As the pathophysiology of the PIDs is better characterized and new genes are emerging with unprecedented speed [5, 70, 71], the targeted panels are required to be expanded and updated on a frequent basis in order to meet the diagnostic needs and improve clinical sensitivity. In fact, more than 30 new gene defects have been added by IUIS to the updated version regarding the classification of PIDs in 2014 since the previous classification in 2011 [5]. It is likely that novel PID-related genes will continue to be identified in the future with the rapid advances in NGS technology as well as the widespread use of WES and WGS.

5 Whole Exome Sequencing (WES) in Primary Immunodeficiency Diseases (PIDs)

The current gene panels can only offer rapid genetic diagnosis for PIDs caused by mutations in known genes. However, when facing a new phenotype, atypical phenotypes or the phenotypes that are difficult to be classified into any categories of PID, WES would be the most useful tool currently for the clinical molecular diagnosis as well as the discovery of novel genes associated with diseases. Using WES, Dickinson et al. [13] examined 4 unrelated patients with an immunodeficiency syndrome that involved loss of dendritic cells, monocytes, and B and natural killer cells (DCML deficiency) [72]. They identified novel disease-causing mutations in GATA2 gene in all 4 patients. GATA2 is a transcription factor, which is composed of 2 highly conserved zinc finger domains that mediate protein-DNA and protein-protein interactions. GATA2 is required for stem cell homeostasis [73]. Furthermore, the functional studies indicated that haploinsufficiency and dominant-negative loss of GATA-2 function were potential mechanisms of pathogenesis in the DCML deficiency. This study again proved WES as a powerful tool for identifying disease-causing mutations in a small number of unrelated and sporadic cases of PIDs [13]. Hermansky-Pudlak syndrome (HPS) is a rare autosomal recessive disorder characterized by platelet dysfunction, oculocutaneous albinism, and life-threatening pulmonary fibrosis. By WES, Badolato et al. [35] identified a homozygous nonsense mutation (c.232C > T (p.Q78X)) in PLDN in a female with HPS-like primary immunodeficiency syndrome. In vitro, this PLDN mutation caused defective NK-cell degranulation and cytolysis, suggesting that the c.232C > T (p.Q78X) change in PLDN is pathogenic.

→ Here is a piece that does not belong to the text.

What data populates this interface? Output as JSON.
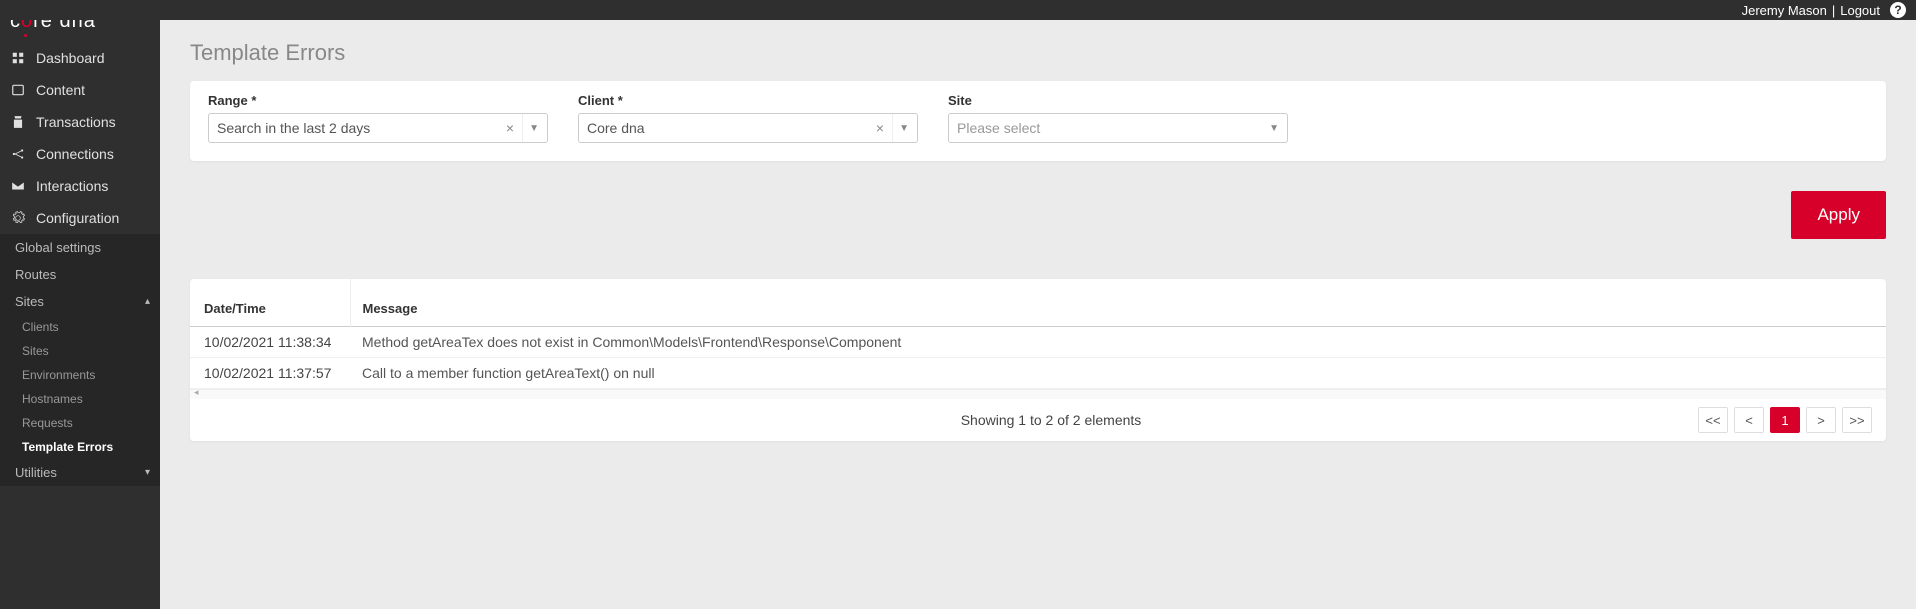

WES is particularly useful for patients who have no identifiable mutations after available NGS panels are exhausted. Patel et al. [74] reported an infant with low TRECs and non-SCID T lymphopenia. An early diagnosis of SCID with appropriate treatment and management, including the avoidance of exposure to viral infections or live virus vaccines, offering immune system restoring treatments or early hematopoietic stem cell transplantation (HSCT) , would change the patient’s prognosis significantly. A targeted NGS sequencing of SCID associated genes (ADA, AK2, CD3D, CD3zeta, DCLRE1C, ILRG, IL7R, JAK3, LIG4, NHEJ1, PNP, PTPRC, RAC2, RAG1, RAG2, RMRP, and ZAP70; GeneDx, Gaithersburg, MD) did not reveal any pathogenic mutations. By contrast, WES analysis identified two nonsense mutations; c. 842 T > G (p. L281X) and c.1030C > T (p. Q344X) in a compound heterozygous state in the NBN gene. These mutations were predicted to result in a loss of function, and were consistent with the absence of protein by immunoblotting and radiosensitivity testing on the patient lymphocytes. NBN encodes nibrin, which is a component of a molecular complex involved in the early recognition and subsequent repair of DNA damage [75]. Thus, the WES test led to a definite diagnosis of Nijmegen breakage syndrome (NBS) . The clinical phenotype of NBS is variable, although most patients with NBS present with immunodeficiency [76]. The appropriate application of WES resulted in the definite diagnosis of NBS, avoiding a complicated differential diagnosis with a large group of immunodeficiency diseases. Despite that many new PID associated genes have been identified, more novel disease-causative genes are expected to be discovered in future by NGS technology [5].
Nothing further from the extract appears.